As a child, I was very fortunate to have their love & support during a time when the adults around me made my world unstable. I adore the memories of both of my grandparents from my childhood, when they were still strong and wise and had each other. During my youth, my grandmother taught me to cook, to sew, to garden, to bake, to iron, to cross-stitch. My grandfather taught me to read, to drive, to dock & castrate lambs, to provide nutrition & health care for livestock, and to debate politics & history. I knew my grandmother expected me to go to college, and I knew my grandfather expected me to achieve anything I put my mind to doing. They were an amazing team.
So many of my stories about one of my grandparents naturally involved the other. I was a junior in high school when I took my first trip with Grandfather that Grandmother was not there. He accompanied me when I represented Ohio in the Eastern Region Extemporaneous Speaking Competition for FFA (a contest which he was the first Ohioan to win in 1936). We drove to Springfield, Massachusetts for the contest. On our first morning there, we went for breakfast. Every morning at home, I saw my grandmother pour a glass of cranberry juice for my grandfather to drink. As we sat in the hotel restaurant, I pointed out to my grandfather that there was cranberry juice on the menu. He looked at me with his big, glorious smile, and said in his always deliberate way of speaking: "I hate cranberry juice." As a teenager, this was a terribly funny story. As an adult, I realize how profound their love was that he understood she provided meals for him out of devotion to him -- so he ate heartily to show his appreciation of her efforts, no matter what the menu might be.
My grandmother's decline began after she lost the love of her life. They were so good together -- so balanced -- that it should have been expected that she could not be the same woman without him. I lived with my grandmother at the homeplace for a decade after college, doing what I could to be of assistance. We looked after each other until her decline progressed to the point that she moved to the retirement community. I wish that I could have had more time with the woman she had been when I was a child. Despite any instability in my world during my youth, I always knew I could turn to Grandmother for a good meal, a comforting hug, and the world's best cookies.

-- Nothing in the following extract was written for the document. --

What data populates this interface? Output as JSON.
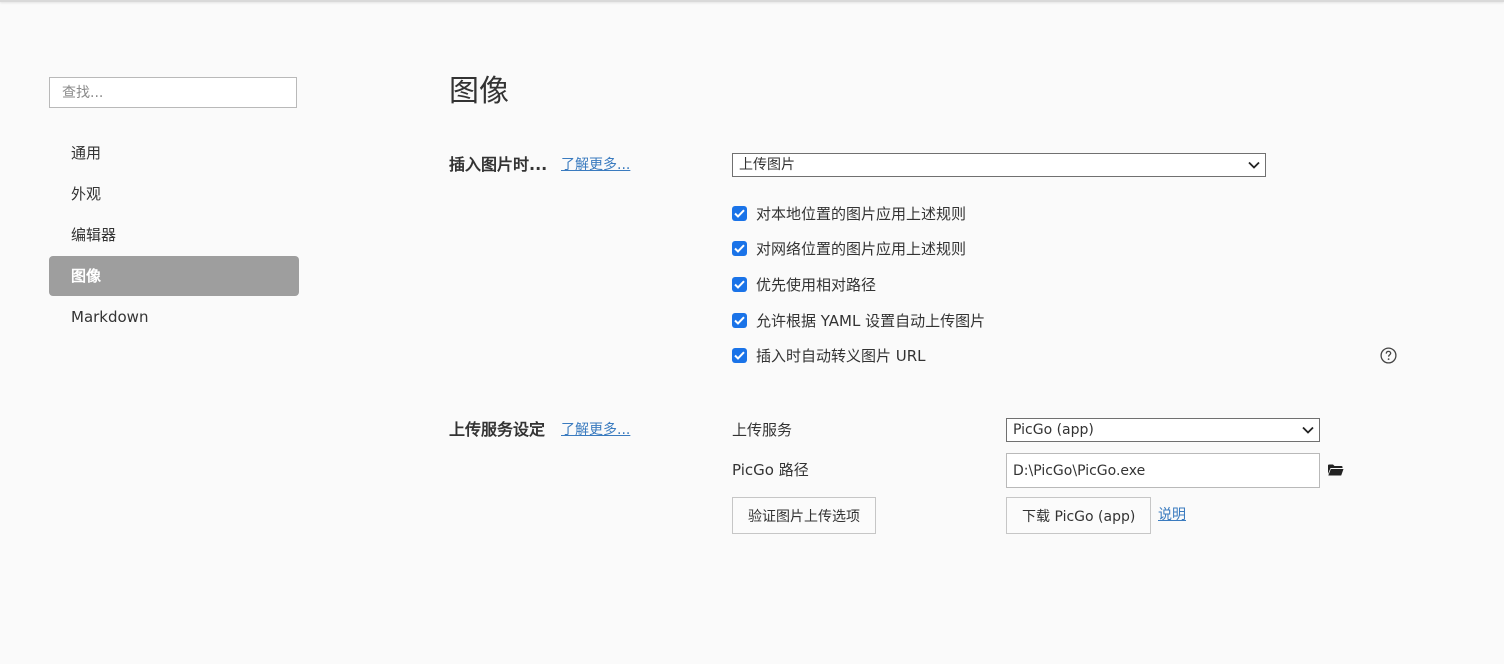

My grandmother always adored my friends, and so it was lovely to gather together today and share stories about her. Her cookies, her lifelong ability to flirt, her love of Bailey's Irish Cream. Ina Marie Rostorfer Harrison was blessed with a very good life. She had 98 years, she had a wonderful husband, and she enjoyed good health for much of her life. I am grateful that she is at peace. Life truly is a journey, and my grandmother had a remarkable one. I am also profoundly grateful to have such amazing friends that they would spend time with me today to honor her. Grief is also a journey, and I have come to recognize how much our social conventions help with mourning. I think Grandmother would have been pleased that we gathered today in her memory. I suspect she would have liked that we brought coffee & Bailey's. And I hope she would be pleased with the eulogy I gave for her, as it truly came from the heart.